Detox or detoxification diets are all the craze right now ranging from consuming only water, fruits and vegetables for a few days to drinking only juices for a week or two to ingesting pills, powders and supplements to undergoing colonic cleansing and enemas.
What’s the claim?
Cleanses and detox diets claim that they can rid your body of toxins and chemicals, make you feel more energetic and healthy, help you lose weight and even cure or prevent diseases. Proponents of these diets say that they experience fewer headaches, feel lighter and less bloated and have better complexion.
What’s the truth?
- Our body is totally capable of ridding itself from toxins through its immune system and various organs such as the skin, lungs, intestines, liver and kidneys.
- These diets are usually very low in calories ranging from 500 to 1,000 calories which will surely make you lose weight. However, the weight lost is water weight and if the cleanse lasts for a longer period of time, muscle mass is going to be lost next. Moreover, as the body is getting fewer calories than it needs, it goes into starvation mode where it starts conserving calories and slowing down the metabolism. This will not only make you regain the weight pretty fast as soon as you stop the cleanse, it will make it even harder for you to lose weight later on.
- Cleanses are usually very low in nutrients as they eliminate entire food groups including protein and fat. Without enough protein, your body cannot build new tissues and without the fat you’ll be missing on important fat-soluble vitamins. Your hair and your skin won’t be glowing and your energy levels won’t be as high a few days later. They provide, however, plenty of vitamins and minerals from all the fruits and vegetables that you are consuming.
- If the cleanse consists of juices only, you’ll also be missing on the fiber. Without the fiber, protein and fat, you’ll feel less satiated and again lacking in energy after a few days.
- There is no scientific evidence to date that detox diets are needed and curative. On the other hand, they can be even dangerous for some people. Diabetics, people with kidney disease, and those who are immuno-compromised including pregnant ladies, the elderly, children and people with cancer should never attempt these diets. For diabetics, the high sugar consumption will cause the blood sugar to rise dangerously causing blurry vision, fatigue and slower wound healing. For those suffering from kidney disease the potassium and minerals from all the juices can build up to hazardous levels. For those undergoing chemotherapy, the low or non-existent levels of protein is dangerous.

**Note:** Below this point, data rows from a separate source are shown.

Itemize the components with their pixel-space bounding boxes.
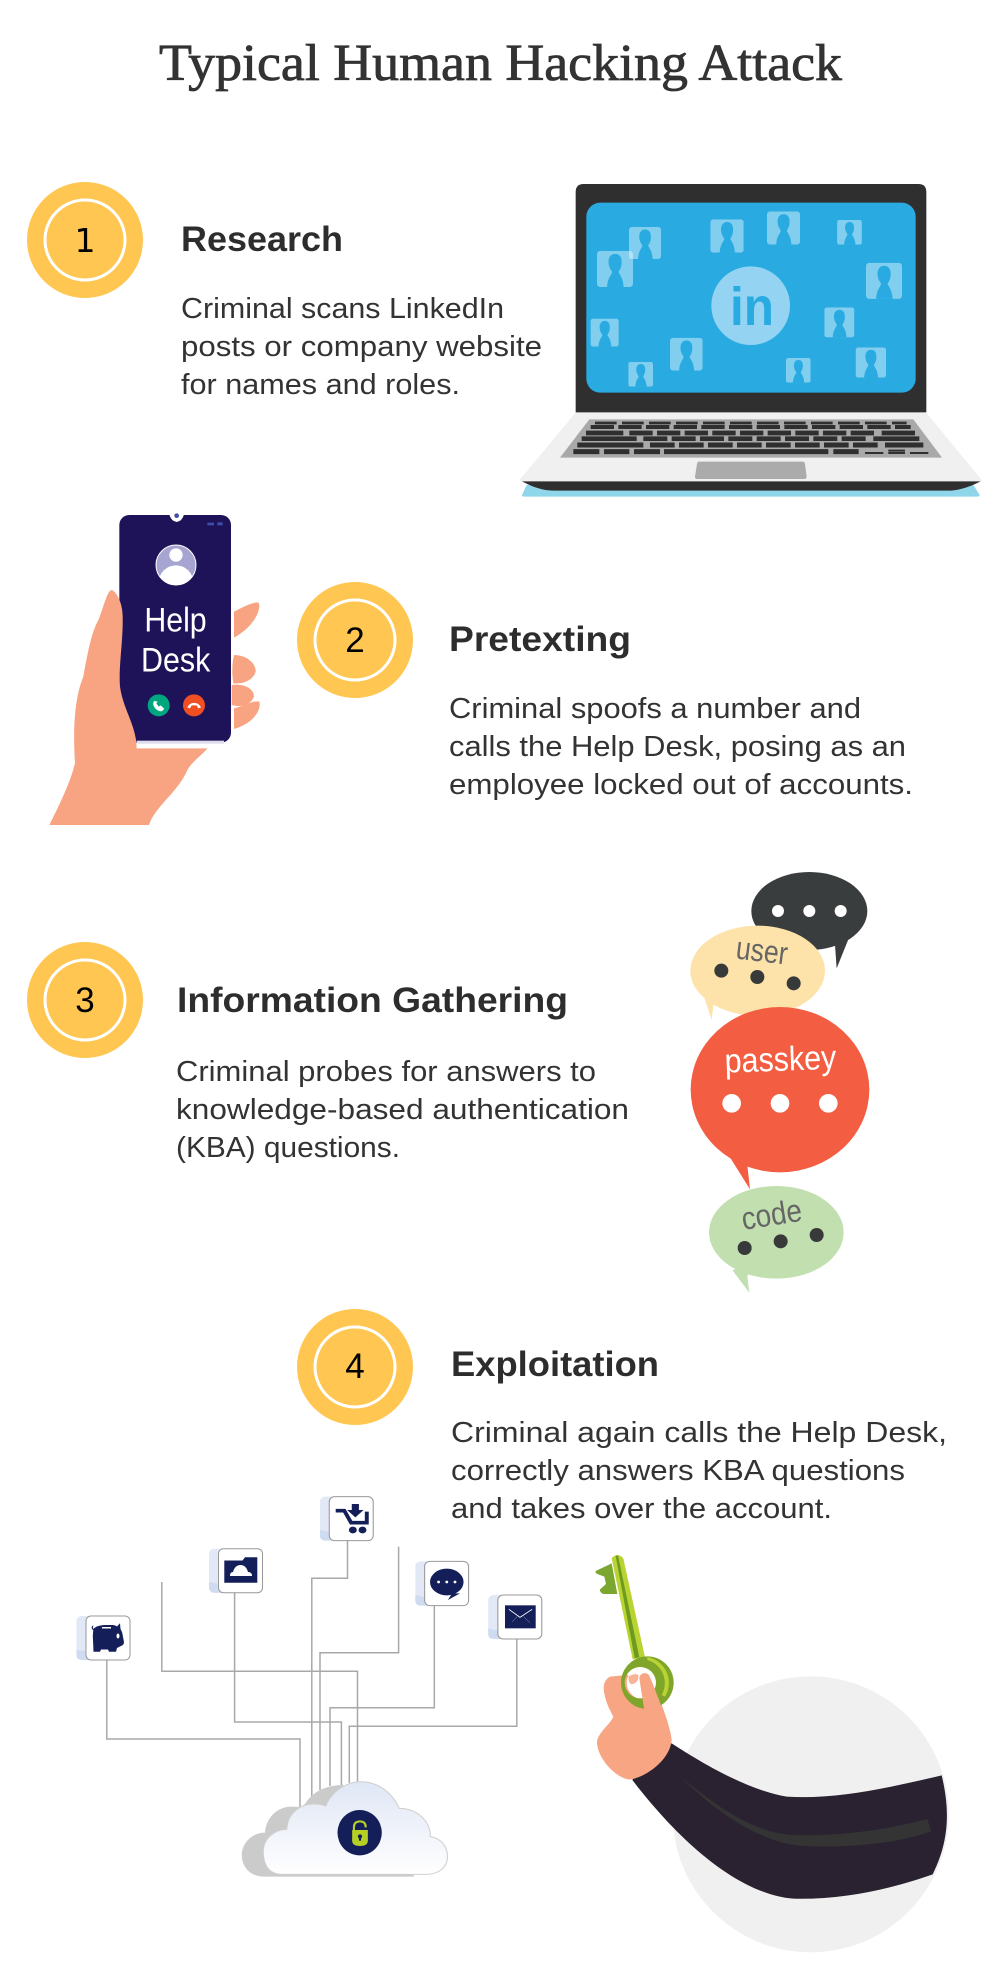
panel: step 2 pretexting	[49, 513, 913, 825]
bubble: passkey	[691, 1007, 869, 1189]
step number 4	[297, 1309, 413, 1425]
text: research description: Criminal scans LinkedIn	[181, 293, 504, 325]
icon: piggy bank tile	[76, 1616, 130, 1660]
bubble: code	[709, 1186, 844, 1293]
text: pretexting description: employee locked out of accounts.	[449, 769, 913, 801]
heading: information gathering: Information Gathering	[177, 981, 568, 1020]
step number 3: 3	[75, 981, 95, 1020]
icon: shopping cart tile	[320, 1497, 373, 1541]
step number 2	[297, 582, 413, 698]
heading: pretexting: Pretexting	[449, 620, 631, 659]
text: pretexting description	[449, 693, 913, 801]
text: exploitation description	[451, 1417, 947, 1525]
step number 3	[27, 942, 143, 1058]
bubble: user	[690, 926, 825, 1020]
text: information gathering description: knowledge-based authentication	[176, 1094, 629, 1126]
icon: cloud with unlocked padlock	[242, 1782, 447, 1877]
panel: step 4 exploitation	[76, 1309, 949, 1952]
step number 1	[27, 182, 143, 298]
step number 1: 1	[74, 221, 96, 260]
title: Typical Human Hacking Attack	[159, 35, 842, 92]
text: research description	[181, 293, 542, 401]
icon: laptop with LinkedIn profiles	[520, 184, 982, 497]
step number 2: 2	[345, 621, 365, 660]
icon: chat tile	[415, 1561, 469, 1606]
diagram: connection lines to cloud	[107, 1541, 517, 1807]
step number 4: 4	[345, 1347, 365, 1386]
text: information gathering description: (KBA) questions.	[176, 1132, 400, 1164]
text: pretexting description: Criminal spoofs a number and	[449, 693, 861, 725]
text: research description: for names and roles.	[181, 369, 460, 401]
heading: exploitation: Exploitation	[451, 1345, 659, 1384]
icon: laptop with LinkedIn profiles: in	[730, 278, 774, 337]
text: information gathering description	[176, 1056, 629, 1164]
panel: step 3 information gathering	[27, 872, 869, 1293]
text: exploitation description: Criminal again calls the Help Desk,	[451, 1417, 947, 1449]
icon: hand holding phone	[49, 513, 260, 825]
text: research description: posts or company website	[181, 331, 542, 363]
panel: step 1 research	[27, 182, 982, 497]
bubble: passkey: passkey	[724, 1039, 837, 1081]
bubble: code: code	[739, 1192, 804, 1237]
bubble: user: user	[734, 930, 790, 972]
text: exploitation description: and takes over the account.	[451, 1493, 832, 1525]
icon: speech bubbles	[690, 872, 869, 1293]
icon: hand holding phone: Desk	[141, 642, 211, 680]
icon: folder cloud tile	[209, 1549, 262, 1593]
bubble: dark	[751, 872, 867, 968]
icon: hand holding key	[596, 1555, 949, 1952]
text: information gathering description: Criminal probes for answers to	[176, 1056, 596, 1088]
icon: hand holding phone: Help	[144, 602, 207, 640]
heading: research: Research	[181, 220, 343, 259]
text: exploitation description: correctly answers KBA questions	[451, 1455, 905, 1487]
icon: mail tile	[488, 1595, 542, 1639]
text: pretexting description: calls the Help Desk, posing as an	[449, 731, 906, 763]
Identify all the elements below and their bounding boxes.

- Like all fad diets, the lack of scientific evidence is compensated by testimonials and people who swear by the diet from personal experience. Even more than that, the creators and marketers of the diet claim that they and only they have the “secret magic” formula. They charge you to get their meal plan, recipes, products, juices, pills, and supplements. Don’t fall for it! If it’s too good to be true, then it most probably is!!
Going on a cleanse for a couple of days if you are healthy doesn’t seem to cause any damage if you need to challenge yourself or jumpstart clean eating habits but don’t do it for more than that. A glass of fresh juice as part of a healthy diet can do you good especially if you are not consuming whole fruits and vegetables regularly.
The best “cleansing” diets are those that can last a lifetime. They are based on healthy eating habits and include lean proteins, some fat, healthy grains, fruits and vegetables.